Background

There are currently two immune-reconstitution therapies (IRTs) licensed for relapsing multiple sclerosis (MS) - alemtuzumab (ALZ), an anti-CD52 monoclonal infusion, and cladribine (CdA), a short-course oral, T- and B-cell depletor.

Objectives

To review real world data of characteristics and disease-modifying treatment (DMT) history among EU and US patients switched to IRTs.

Methods

In 2019, 276 EU neurologists contributed online chart reviews for a retrospective audit of 1,266 MS patients who switched to a new DMT (ALZ: 77; CdA: 47) within the prior 3 months. In 2020, 204 US neurologists contributed 1,009 chart reviews (ALZ: 35; CdA: 21). Conducted at the .05 alpha level, independent samples t-test was used to test differences in means, and z-test (with Bonferroni correction) in proportions, between DMTs.

Results

Overall, IRT use was low, with slightly more patients switched to ALZ (EU: 6.1%; US: 3.5% of switch charts) than CdA (EU: 3.7%; US: 2.1%), except in Germany. While age, gender, recent relapse, and lesion counts did not differ by therapy or region, US patients treated with ALZ trended towards being diagnosed more recently compared to CdA-treated patients (mean: 30 vs. 68 months; p=0.058).

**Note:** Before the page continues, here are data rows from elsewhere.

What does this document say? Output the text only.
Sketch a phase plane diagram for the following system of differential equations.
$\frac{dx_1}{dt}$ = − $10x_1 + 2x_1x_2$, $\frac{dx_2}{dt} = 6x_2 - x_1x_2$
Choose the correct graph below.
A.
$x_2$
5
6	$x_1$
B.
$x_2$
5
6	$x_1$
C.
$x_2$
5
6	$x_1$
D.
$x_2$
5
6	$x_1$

In the US, CdA was more likely than ALZ to be prescribed to patients with relapsing-remitting MS (RRMS) (86% vs. 60%; p=0.043) and trended towards being used less in RRMS patients with perceived risk for transition to secondary progressive MS transition (CdA: 17% vs. ALZ: 43%; p=0.077).

In both regions, most IRT switches were first DMT switches. In the EU, patients switched to CdA were more likely to have switched from an interferon (CdA: 28% vs. ALZ: 23%). In the US, glatiramer acetate more frequently preceded CdA (CdA: 38% vs. ALZ: 23%), while an anti-CD20 monoclonal antibody was more likely to have preceded ALZ (ALZ: 29% vs. CdA: 5%; p=0.030).

Conclusions

IRT treatment patterns in the EU and US are similar, with the exception of known differences in preceding injectable DMT use. In the US, patients are more likely to have been treated with anti-CD20 therapy before switching to ALZ than CdA, perhaps due to perceived differences in IRT efficacy profiles. ALZ is also more likely than CdA to be used among US patients diagnosed with, or at risk of transitioning to, progressive MS. Conversely, in the EU, the two IRTs are prescribed to very similar patient types.